Die Auswertungen der Ergebnisse zeigte, dass beide Trainingsmethoden die Schnellkraft verbessern konnten. Die Bodenkontaktzeit verkürzte sich in beiden Trainingsgruppen überzufällig häufig (= signifikant). Dies entspricht einer kürzeren Verweildauer des Fußes auf dem Boden während eines 20m-Sprints und somit einen schnelleren Abdruck des Fußes vom Untergrund. Zusätzlich erhöhte sich auch in beiden Trainingsgruppen die Schrittfrequenz während des 20m-Sprints. Die zwei Komponenten haben einen Einfluss auf die Sprintzeit, welche sich durch diese Leistungssteigerung verringert und in einer Erhöhung der Sprintgeschwindigkeit im 20m-Sprint resultiert (Prieske, Krüger, Aehle, Bauer & Granacher, 2018).

Durch beide Trainingsprogramme kann die Schnellkraft verbessert werden. Im Vergleich der Gruppen miteinander kann kein statistischer Unterschied in den gemessenen Parametern festgestellt werden. Daher sind beide Programme als gleichermaßen effektiv zu bewerten.

Bei weiteren Interesse zu dieser Studie erhalten Sie über diesen Link Zugriff auf den Originalartikel:

https://www.frontiersin.org/articles/10.3389/fphys.2018.00156/full?&utm_source=Email_to_authors_&utm_medium=Email&utm_content=T1_11.5e1_author&utm_campaign=Email_publication&field=&journalName=Frontiers_in_Physiology&id=338493

 

Literaturverzeichnis

Borde, R., Hortobágyi, T. & Granacher, U. (2015).
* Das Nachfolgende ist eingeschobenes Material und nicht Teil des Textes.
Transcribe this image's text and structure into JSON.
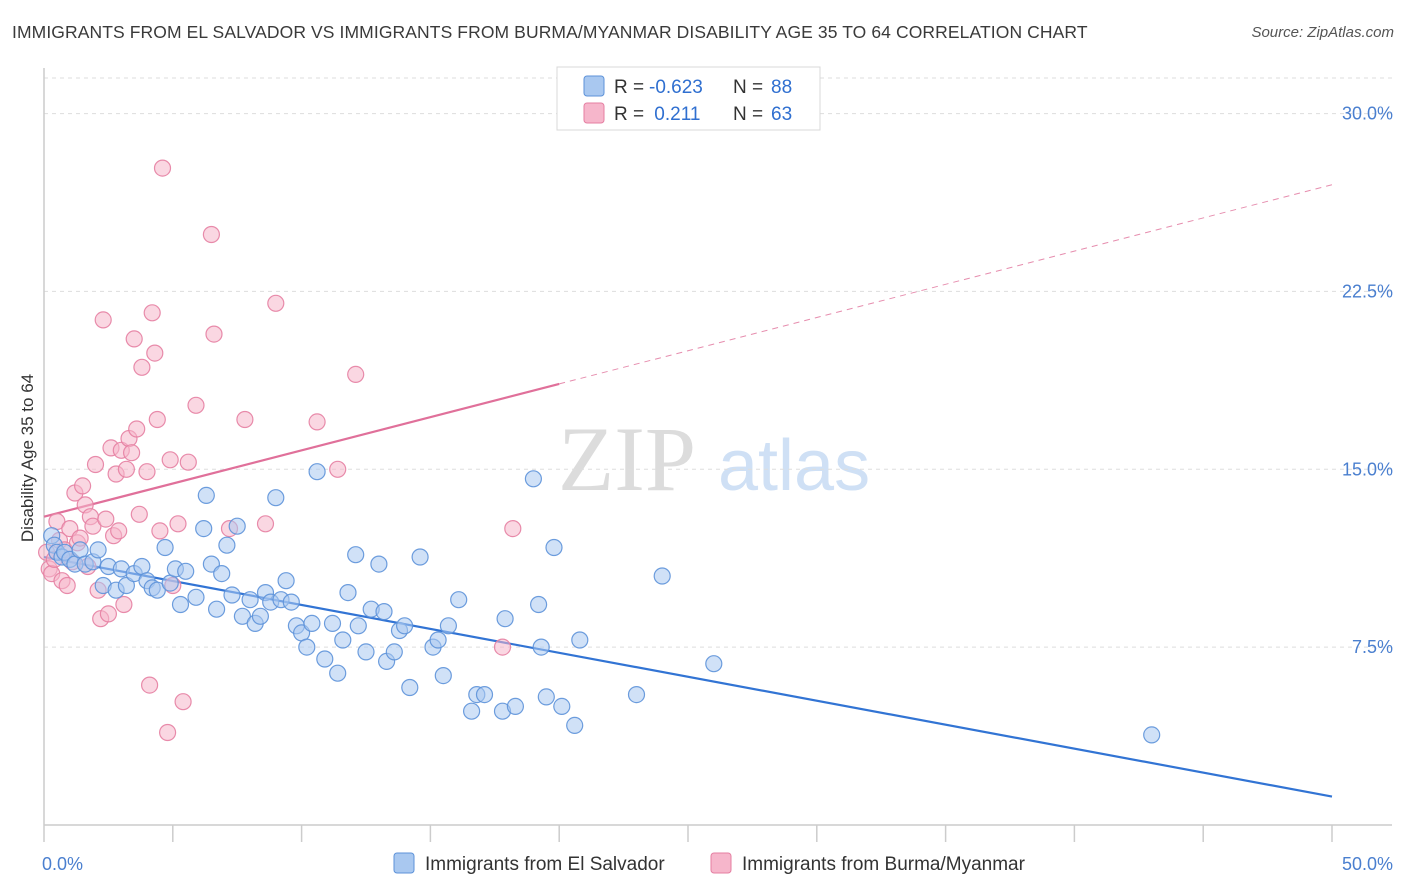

Dose-Response Relationships of Resistance Training in Healthy Old Adults. A Systematic Review and Meta-Analysis. Sports medicine (Auckland, N.Z.), 45 (12), 1693-1720. doi: 10.1007/s40279-015-0385-9.

Bös, K. (1987). Handbuch sportmotorischer Tests: Verl. für Psychologie Hogrefe.
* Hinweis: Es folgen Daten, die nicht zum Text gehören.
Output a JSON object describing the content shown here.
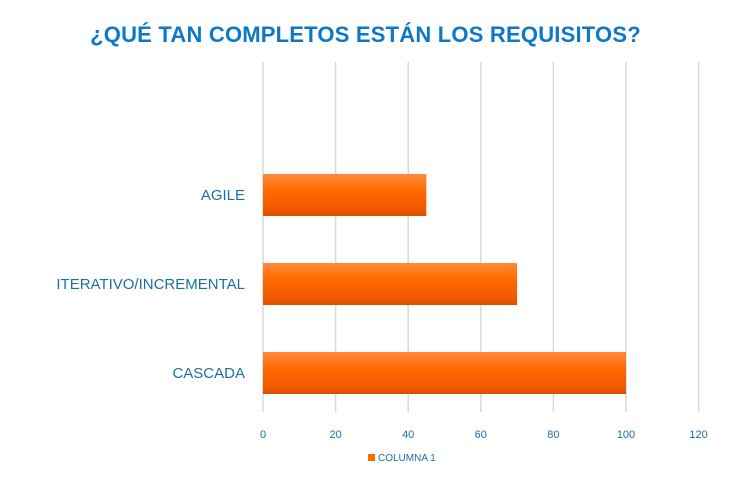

Cooney, G. M., Dwan, K., Greig, C. A., Lawlor, D. A., Rimer, J., Waugh, F. R. et al. (2013). Exercise for depression. The Cochrane database of systematic reviews (9), CD004366. doi: 10.1002/14651858.CD004366.pub6.

Prieske, O., Krüger, T., Aehle, M., Bauer, E. & Granacher, U. (2018). Effects of Resisted Sprint Training and Traditional Power Training on Sprint, Jump, and Balance Performance in Healthy Young Adults. A Randomized Controlled Trial. Frontiers in physiology, 9, 156. doi: 10.3389/fphys.2018.00156.

Schmidt, R. A. & Wrisberg, C. A. (2008). Motor learning and performance. A situation-based learning approach (4. ed.).